An electronic apparatus is generally equipped with a power supply having a specific voltage, e.g., a battery in the electronic apparatus is able to supply voltages of 3.9-4.5V. However, various modules of the electronic apparatus require different supply voltages, e.g., an analog power amplifier may request a power voltage of 3.5V, and a digital processing module may require different power voltages such as 1.8 v and 5V. In order to ensure normal operations of the various modules in the electronic apparatus, a voltage converter is typically required to convert a direct current (DC) voltage level (e.g., a voltage from the battery) to another different DC voltage required by the various modules, namely, to convert a specific input voltage Vin to a different output voltage Vout.

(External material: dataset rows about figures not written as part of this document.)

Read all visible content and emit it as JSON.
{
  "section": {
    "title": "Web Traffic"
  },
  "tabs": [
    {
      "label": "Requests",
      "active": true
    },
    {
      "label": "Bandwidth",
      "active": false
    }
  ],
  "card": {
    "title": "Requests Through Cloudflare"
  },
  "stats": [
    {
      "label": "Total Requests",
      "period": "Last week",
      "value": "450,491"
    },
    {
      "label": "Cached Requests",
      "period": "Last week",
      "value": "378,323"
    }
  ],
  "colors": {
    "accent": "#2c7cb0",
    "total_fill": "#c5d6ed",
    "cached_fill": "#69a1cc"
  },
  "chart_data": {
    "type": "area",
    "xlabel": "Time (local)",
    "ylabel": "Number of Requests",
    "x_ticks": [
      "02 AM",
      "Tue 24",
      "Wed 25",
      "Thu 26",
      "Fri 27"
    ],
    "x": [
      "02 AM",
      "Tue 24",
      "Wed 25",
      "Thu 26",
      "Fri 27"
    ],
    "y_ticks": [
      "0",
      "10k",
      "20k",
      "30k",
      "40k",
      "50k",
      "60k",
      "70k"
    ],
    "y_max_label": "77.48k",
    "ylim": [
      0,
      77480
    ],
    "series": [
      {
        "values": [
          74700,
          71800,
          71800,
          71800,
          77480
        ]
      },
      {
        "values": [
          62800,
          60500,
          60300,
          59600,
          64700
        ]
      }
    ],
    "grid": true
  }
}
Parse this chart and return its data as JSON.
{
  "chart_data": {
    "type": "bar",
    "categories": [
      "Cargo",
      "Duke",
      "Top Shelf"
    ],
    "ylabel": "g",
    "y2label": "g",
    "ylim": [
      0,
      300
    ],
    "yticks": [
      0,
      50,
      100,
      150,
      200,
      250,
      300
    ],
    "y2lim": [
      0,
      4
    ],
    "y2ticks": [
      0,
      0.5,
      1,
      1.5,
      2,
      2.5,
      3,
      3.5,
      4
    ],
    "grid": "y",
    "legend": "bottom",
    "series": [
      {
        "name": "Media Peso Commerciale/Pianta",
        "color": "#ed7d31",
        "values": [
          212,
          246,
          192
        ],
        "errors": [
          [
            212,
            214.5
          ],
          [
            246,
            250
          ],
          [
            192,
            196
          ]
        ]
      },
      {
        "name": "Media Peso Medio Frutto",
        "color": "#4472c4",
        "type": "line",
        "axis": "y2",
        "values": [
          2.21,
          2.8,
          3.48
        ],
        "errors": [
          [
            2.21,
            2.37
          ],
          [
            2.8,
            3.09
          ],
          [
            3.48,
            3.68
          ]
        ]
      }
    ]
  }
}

In an existing voltage converter, for example, electric energy at the input end is temporarily stored in an inductor and/or a capacitor (i.e., performing a charging process), and then released at the output end at different voltages (i.e., performing a discharging process), thereby the input voltage Vin is converted to a required output voltage Vout. The charging process and discharging process are controlled by a control element (such as a switch), which is driven by a driving signal. As an example, the charging process corresponds to a conducting time when the driving switch is turned on for charging, and the discharging process corresponds to an open time when the driving switch is turned off for discharging. The conducting time corresponds to a pulse width of the driving signal.
Although an ideal voltage output of the voltage converter is a DC voltage, the charging and discharging processes therein result in a subtle fluctuation in the actual output voltage, which is shown in the frequency domain where the output voltage is not an ideal zero frequency component but possesses different frequency components. However, when a electronic module powered by the voltage converter includes a radio frequency circuit used for transmitting a radio frequency signal, the output voltage of the voltage converter may disturb the radio frequency signal if the frequency component in the output voltage of the voltage converter is approximate to the frequency of the radio frequency signal. Therefore, when a load of the voltage converter is an electronic module having a radio frequency circuit, it is desirable to control the signal component (or noise component) capable of disturbing the load in the output voltage of the voltage converter. In other words, the voltage converter is under a low-noise mode through controlling the noise in the output voltage of the voltage converter.
In a voltage converter under low-noise mode, the driving signal of the control element therein can be controlled for reducing the noise component in the output voltage of the voltage converter, so that the control element is relatively smoothly switched from on to off, and/or switched from off to on. For example, the driving signal of the control element can be controlled to improve a cut-off voltage of a triode serving as a control element. When the load (e.g., the resistance of the electronic module) powered by the voltage converter is heavy, the low-noise characteristic of the voltage converter can supply power for the electronic module without disturbing the radio frequency signal of the electronic module as far as possible. However, when the load powered by the voltage converter under the low-noise mode is light and even zero, current flow can still appear on the control element, thereby causing unnecessary power consumption. Therefore, it is desirable to reduce the static current when the voltage converter under the low-noise mode has light load.